De nombreux modèles récents intègrent des caméras et micros cachés derrière des menus aux intitulés flous, rendant leur désactivation difficile pour l’utilisateur moyen. Il est conseillé de couvrir physiquement la caméra et le microphone pour assurer une réelle confidentialité. Même les nouveaux appareils, comme les écrans Facebook Portal ou certains assistants vocaux, disposent de caméras et micros pouvant être détournés à des fins de surveillance.
Les dangers du web et des sites pour adultes
La menace ne se limite pas au matériel. Certains sites, notamment pour adultes, sont souvent utilisés pour propager des logiciels espions et des keyloggers. Des scripts sophistiqués peuvent installer discrètement des applications capables d’enregistrer toutes les frappes du clavier, y compris les mots de passe, messages et informations bancaires. Android est particulièrement vulnérable à ce type d’attaque, certains navigateurs permettant des téléchargements silencieux sans intervention de l’utilisateur.

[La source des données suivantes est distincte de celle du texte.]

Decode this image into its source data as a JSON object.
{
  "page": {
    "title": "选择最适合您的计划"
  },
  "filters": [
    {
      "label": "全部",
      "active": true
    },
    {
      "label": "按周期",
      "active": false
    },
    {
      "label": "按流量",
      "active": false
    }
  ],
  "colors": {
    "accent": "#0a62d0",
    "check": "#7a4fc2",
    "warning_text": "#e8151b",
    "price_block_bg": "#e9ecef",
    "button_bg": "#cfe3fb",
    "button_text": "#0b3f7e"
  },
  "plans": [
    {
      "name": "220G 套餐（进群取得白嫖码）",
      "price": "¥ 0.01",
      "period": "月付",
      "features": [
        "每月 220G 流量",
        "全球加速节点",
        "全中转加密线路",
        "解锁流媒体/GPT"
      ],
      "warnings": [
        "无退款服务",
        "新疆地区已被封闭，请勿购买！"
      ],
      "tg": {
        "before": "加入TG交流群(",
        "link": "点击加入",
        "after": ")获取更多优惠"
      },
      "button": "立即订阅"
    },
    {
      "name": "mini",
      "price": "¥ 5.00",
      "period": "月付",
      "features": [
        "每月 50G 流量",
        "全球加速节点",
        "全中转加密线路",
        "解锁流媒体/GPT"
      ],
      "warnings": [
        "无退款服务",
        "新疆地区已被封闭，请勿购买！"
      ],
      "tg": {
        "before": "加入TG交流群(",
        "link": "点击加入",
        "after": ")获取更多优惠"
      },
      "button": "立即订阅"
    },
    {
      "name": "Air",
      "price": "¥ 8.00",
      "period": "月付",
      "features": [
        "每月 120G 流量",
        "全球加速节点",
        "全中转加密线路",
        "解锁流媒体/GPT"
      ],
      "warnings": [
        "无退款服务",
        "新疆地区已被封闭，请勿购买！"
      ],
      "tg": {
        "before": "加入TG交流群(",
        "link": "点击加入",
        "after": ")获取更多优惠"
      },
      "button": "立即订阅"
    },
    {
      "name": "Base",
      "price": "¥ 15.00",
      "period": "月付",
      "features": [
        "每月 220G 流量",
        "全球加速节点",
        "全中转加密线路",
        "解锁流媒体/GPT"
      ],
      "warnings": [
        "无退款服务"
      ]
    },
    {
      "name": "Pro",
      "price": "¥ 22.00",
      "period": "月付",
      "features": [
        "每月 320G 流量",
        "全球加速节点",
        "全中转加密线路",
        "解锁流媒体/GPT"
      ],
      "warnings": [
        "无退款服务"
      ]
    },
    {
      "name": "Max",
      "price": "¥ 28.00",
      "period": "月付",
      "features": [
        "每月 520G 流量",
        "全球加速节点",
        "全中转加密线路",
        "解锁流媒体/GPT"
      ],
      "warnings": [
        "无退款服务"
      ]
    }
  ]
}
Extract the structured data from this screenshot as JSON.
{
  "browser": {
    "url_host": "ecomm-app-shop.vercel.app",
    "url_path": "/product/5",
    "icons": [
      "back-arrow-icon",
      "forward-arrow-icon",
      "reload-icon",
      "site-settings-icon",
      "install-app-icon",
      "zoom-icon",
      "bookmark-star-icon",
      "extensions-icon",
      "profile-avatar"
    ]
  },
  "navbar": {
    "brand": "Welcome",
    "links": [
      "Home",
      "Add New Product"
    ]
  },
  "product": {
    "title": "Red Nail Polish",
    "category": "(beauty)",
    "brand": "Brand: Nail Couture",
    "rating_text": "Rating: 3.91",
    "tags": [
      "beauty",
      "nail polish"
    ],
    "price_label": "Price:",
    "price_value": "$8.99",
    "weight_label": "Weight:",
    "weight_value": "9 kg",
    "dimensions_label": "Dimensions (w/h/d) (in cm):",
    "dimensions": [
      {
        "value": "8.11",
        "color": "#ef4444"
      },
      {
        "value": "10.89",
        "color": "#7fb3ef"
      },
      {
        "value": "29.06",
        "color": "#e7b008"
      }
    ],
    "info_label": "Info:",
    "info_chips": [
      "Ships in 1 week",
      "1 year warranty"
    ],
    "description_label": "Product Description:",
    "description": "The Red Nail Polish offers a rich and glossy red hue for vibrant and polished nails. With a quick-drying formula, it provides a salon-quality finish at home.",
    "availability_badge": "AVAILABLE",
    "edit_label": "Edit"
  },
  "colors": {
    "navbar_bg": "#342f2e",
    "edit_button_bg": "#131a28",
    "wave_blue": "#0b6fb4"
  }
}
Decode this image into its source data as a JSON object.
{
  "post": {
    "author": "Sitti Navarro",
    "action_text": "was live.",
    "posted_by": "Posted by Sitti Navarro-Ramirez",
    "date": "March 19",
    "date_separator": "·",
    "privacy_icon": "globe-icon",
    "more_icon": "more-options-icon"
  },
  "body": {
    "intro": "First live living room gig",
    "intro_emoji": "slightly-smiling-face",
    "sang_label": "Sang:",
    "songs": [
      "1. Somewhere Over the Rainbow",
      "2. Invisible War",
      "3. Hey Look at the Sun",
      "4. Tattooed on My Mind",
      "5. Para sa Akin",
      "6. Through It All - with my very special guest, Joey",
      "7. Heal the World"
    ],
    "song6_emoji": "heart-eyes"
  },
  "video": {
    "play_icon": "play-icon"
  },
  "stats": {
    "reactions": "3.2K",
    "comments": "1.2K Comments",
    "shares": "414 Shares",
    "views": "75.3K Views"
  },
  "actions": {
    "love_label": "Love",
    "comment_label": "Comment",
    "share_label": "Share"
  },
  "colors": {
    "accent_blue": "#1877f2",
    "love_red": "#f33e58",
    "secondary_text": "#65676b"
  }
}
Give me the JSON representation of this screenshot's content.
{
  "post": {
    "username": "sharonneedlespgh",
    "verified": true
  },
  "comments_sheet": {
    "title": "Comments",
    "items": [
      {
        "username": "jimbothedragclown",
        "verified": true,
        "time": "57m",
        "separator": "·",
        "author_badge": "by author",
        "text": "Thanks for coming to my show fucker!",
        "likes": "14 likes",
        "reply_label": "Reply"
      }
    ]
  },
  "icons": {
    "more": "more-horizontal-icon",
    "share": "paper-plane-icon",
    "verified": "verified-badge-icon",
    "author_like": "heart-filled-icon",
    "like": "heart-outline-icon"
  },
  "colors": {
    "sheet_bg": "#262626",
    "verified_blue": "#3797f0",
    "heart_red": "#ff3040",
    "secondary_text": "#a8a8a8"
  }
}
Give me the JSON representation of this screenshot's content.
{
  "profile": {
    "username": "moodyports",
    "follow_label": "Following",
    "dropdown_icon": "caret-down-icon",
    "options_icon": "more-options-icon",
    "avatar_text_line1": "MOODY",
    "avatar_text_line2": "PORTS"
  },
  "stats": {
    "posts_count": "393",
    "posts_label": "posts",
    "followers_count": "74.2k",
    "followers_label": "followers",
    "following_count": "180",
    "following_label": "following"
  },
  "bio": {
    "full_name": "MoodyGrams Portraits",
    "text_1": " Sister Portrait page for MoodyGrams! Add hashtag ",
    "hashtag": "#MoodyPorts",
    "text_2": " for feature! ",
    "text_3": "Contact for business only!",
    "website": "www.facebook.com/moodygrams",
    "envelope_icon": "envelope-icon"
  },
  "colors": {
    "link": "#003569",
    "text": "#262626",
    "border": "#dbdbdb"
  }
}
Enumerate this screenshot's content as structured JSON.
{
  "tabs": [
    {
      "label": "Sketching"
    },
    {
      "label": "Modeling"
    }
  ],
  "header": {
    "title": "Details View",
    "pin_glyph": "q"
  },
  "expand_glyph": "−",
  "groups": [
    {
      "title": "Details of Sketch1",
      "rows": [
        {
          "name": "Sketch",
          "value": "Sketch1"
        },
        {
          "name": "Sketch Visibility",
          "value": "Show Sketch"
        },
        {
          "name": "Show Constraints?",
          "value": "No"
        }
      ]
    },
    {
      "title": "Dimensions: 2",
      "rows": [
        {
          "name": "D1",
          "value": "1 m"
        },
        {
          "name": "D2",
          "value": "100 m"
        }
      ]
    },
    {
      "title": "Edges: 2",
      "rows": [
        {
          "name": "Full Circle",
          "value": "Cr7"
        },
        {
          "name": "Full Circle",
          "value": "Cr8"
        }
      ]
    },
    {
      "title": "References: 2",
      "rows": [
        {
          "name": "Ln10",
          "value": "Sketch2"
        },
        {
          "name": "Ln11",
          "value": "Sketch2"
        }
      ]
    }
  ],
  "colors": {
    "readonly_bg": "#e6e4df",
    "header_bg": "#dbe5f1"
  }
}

Selon une étude publiée en 2019 dans New Media & Society, 93 % des sites pour adultes partagent les données de leurs utilisateurs avec des tiers, y compris lorsque le mode navigation privée est activé. Les utilisateurs laissent ainsi une trace numérique qui peut être exploitée longtemps après leur visite. Comme l’explique John McAfee, ces plateformes peuvent installer des programmes de root à distance, des keyloggers et surveiller chaque frappe, dans l’objectif de voler des identités, vider des comptes bancaires ou faire chanter des personnes influentes.
Protéger sa vie privée à l’ère des objets connectés
Face à l’ampleur des menaces, il est essentiel d’adopter des précautions simples, comme éviter les prises USB publiques, couvrir les caméras et micros des appareils, se méfier des objets connectés et lire attentivement les conditions d’utilisation. Des services existent pour aider à effacer ses données des bases de données de courtiers spécialisés dans la revente d’informations personnelles.